Unfortunately, the House bill’s efforts to fix a long-standing problem with financial aid offers, explored in recent research from New America and uAspire, aren’t quite as strong. The research found that colleges were providing students with information about their financial aid packages that was confusing, unclear, and at worst, downright misleading. The Understanding the True Cost of College Act—another bicameral, bipartisan bill, supported by more than 40 organizations and included even in a recent Republican bill in the Senate—would solve many of the biggest problems we identified, by creating a standard format for families to compare across multiple colleges, ensuring schools use terms and definitions consistently for financial aid jargon, and preventing colleges from packaging Parent PLUS loans alongside other types of student aid.
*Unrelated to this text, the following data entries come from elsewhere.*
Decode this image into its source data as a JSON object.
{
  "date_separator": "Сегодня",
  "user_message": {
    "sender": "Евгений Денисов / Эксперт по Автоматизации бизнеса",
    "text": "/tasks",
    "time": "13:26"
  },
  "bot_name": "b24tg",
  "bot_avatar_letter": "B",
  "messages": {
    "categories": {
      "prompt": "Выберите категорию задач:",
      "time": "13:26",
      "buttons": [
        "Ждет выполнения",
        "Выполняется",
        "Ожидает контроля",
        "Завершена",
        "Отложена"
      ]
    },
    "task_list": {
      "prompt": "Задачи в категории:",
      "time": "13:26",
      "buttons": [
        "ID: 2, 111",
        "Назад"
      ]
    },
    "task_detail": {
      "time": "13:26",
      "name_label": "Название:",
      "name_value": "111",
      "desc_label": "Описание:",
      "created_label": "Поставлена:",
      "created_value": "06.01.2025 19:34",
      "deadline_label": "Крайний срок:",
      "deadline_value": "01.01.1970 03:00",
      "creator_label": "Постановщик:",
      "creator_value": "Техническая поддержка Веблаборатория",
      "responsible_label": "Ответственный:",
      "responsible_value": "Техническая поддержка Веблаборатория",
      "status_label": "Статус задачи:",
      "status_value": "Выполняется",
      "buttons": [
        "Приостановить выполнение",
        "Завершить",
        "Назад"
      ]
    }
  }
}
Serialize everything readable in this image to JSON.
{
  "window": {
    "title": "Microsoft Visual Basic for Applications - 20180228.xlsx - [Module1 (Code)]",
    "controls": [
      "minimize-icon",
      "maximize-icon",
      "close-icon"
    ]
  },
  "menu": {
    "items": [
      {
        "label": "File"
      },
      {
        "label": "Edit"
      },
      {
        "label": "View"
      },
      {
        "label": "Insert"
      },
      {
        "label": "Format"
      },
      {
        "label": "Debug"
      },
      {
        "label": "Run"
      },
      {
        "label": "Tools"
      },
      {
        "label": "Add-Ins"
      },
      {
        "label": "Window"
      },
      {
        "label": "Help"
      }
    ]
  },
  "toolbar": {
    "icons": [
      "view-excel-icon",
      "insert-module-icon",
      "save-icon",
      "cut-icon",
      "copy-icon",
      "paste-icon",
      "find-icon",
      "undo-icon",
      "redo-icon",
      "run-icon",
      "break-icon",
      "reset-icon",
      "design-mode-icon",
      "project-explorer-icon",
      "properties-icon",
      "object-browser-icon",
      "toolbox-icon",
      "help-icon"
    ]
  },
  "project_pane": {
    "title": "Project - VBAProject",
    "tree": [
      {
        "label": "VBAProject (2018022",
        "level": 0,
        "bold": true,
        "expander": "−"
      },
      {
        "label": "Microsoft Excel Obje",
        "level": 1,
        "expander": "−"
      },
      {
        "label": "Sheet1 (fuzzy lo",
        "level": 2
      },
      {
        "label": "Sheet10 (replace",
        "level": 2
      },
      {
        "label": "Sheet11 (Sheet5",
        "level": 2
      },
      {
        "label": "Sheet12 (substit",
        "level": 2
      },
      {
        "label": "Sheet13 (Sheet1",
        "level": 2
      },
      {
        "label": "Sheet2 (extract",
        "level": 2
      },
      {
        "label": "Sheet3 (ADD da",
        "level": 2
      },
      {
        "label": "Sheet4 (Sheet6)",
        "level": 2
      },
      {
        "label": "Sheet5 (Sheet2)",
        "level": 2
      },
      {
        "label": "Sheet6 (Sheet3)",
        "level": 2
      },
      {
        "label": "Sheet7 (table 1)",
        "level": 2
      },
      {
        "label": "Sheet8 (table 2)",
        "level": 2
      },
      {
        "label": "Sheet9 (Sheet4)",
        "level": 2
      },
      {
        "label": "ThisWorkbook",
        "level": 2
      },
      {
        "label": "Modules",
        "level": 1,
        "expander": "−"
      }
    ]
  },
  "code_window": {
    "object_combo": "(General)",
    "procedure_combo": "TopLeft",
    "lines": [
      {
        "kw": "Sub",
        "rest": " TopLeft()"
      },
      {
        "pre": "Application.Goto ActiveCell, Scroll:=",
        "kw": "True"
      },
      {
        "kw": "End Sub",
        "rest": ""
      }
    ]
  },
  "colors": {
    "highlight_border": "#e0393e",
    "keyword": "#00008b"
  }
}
The House bill aligns terminology, but allows institutions leeway on their formatting, which will make it difficult to compare packages across schools. And while it requires colleges to set up a “quick reference box” near the top of the page on any financial aid offers, the box is only required to include eight elements, of which three must be the cost of attendance, total offered grants and scholarships, and net price. The box does not have to include loans. And while we understand that debt aversion is real and affects certain communities more than others, students have a right to know how much they’ll be on the hook for and not be lured in with a misleading financial aid offer. Students and families deserve to have transparent pricing and aid information—and only modest improvements on the status quo don’t go far enough. In fact, by not requiring standardized letters with loan information it could make things worse. Schools currently providing honest and easy-to-understand financial aid offers will now have to replace them with watered-down and confusing offers. When it comes time for markup, the committee should amend the bill to include the Understanding the True Cost of College Act so students and families can, well, understand the true cost of college.